Hey @jchiu,
Here’s a working solution to our indexing problem.
To build index, we derive deltas based on current version of the data.
So, when we get:
Current Val: uid -name-> A
Update: uid -name-> B
We’ll create two updates to the index:
A -DEL-> uid
B -SET-> uid
If there are no crashes, this works great. But, in the case of a crash, the original PL might have been updated to B, but the indices might not.

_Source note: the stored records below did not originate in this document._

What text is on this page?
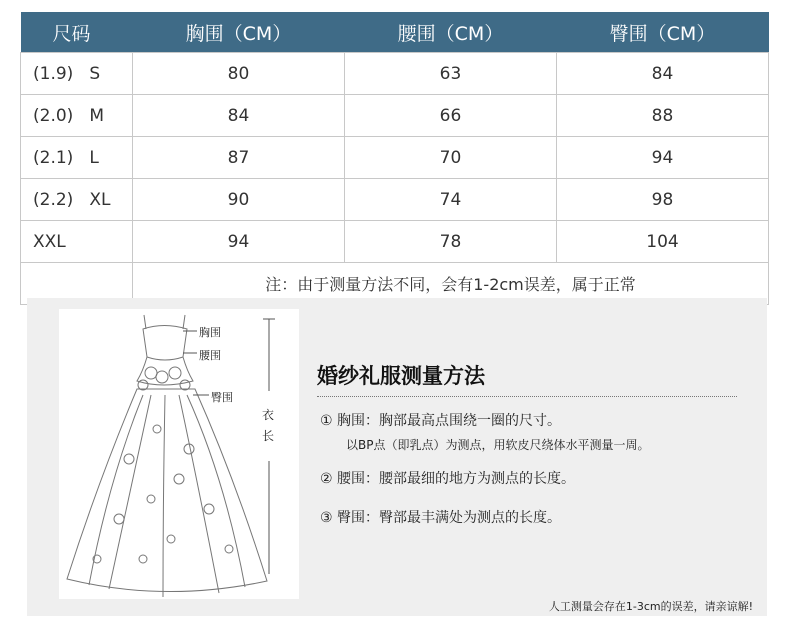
尺码	胸围（CM）	腰围（CM）	臀围（CM）
(1.9) S	80	63	84
(2.0) M	84	66	88
(2.1) L	87	70	94
(2.2) XL	90	74	98
XXL	94	78	104
	注：由于测量方法不同，会有1-2cm误差，属于正常		
胸围
腰围
臀围
衣
长
婚纱礼服测量方法
① 胸围：胸部最高点围绕一圈的尺寸。
以BP点（即乳点）为测点，用软皮尺绕体水平测量一周。
② 腰围：腰部最细的地方为测点的长度。
③ 臀围：臀部最丰满处为测点的长度。
人工测量会存在1-3cm的误差，请亲谅解!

The data left would be something like this:
Data: uid -name-> B
Index: A → uid
Problem
On a mutation replay (uid -name-> B), nothing would happen to Data. So, no delta would be generated, and hence the index would stay out-of-sync.
Solution
Irrespective of the existing value of the data, we always send a SET instruction to the index. Hence, doing:
B -SET-> uid
This would leave us with both:
A -SET-> uid, &
B -SET-> uid
Periodically, we run a thread, which runs over all the indices, and verifies that the uid pointed has the index token. So, we encounter B, and check if (uid, name) has B. It won’t. In that case, we delete the uid from B.
Race condition
There might be a rare race condition here, when this periodic thread, runs the B -DEL-> uid instruction, but before it could, another data update instruction comes in, which does uid -name-> B, and goes on to set B → uid. However, this is really rare, because we acquire mutex locks over the posting list data, and therefore, the uid -name->B instruction can only happen after we’ve already read (uid, name). Otherwise, we’d have read the B in (uid, name).
So, after reading, and before doing the write to index, this new update instruction would have to read the data, update the data, generate the delta, and apply both the DEL and SET to the index; before we could set the index. That would be very rare.
Potential solution to rare race condition
We could acquire one lock over the original data, and all the indices before doing any reads or writes. This would solve the above rare race condition, because any new update would have to wait before the periodic thread can finish it’s operation. Alternatively, the update would have already happened, and then the periodic thread would see A as the extra token, and not B.
Generating new indices
We still need a way to generate new indices, once we start having dynamic schemas. Or, if we introduce a new index to existing dgraph instance. That is a separate use case though; and we need to find a way to determine that a new index has been added, that we need to regenerate.
Alternatively, the user may give us a regenerate instruction for a particular predicate, in which case we should do it.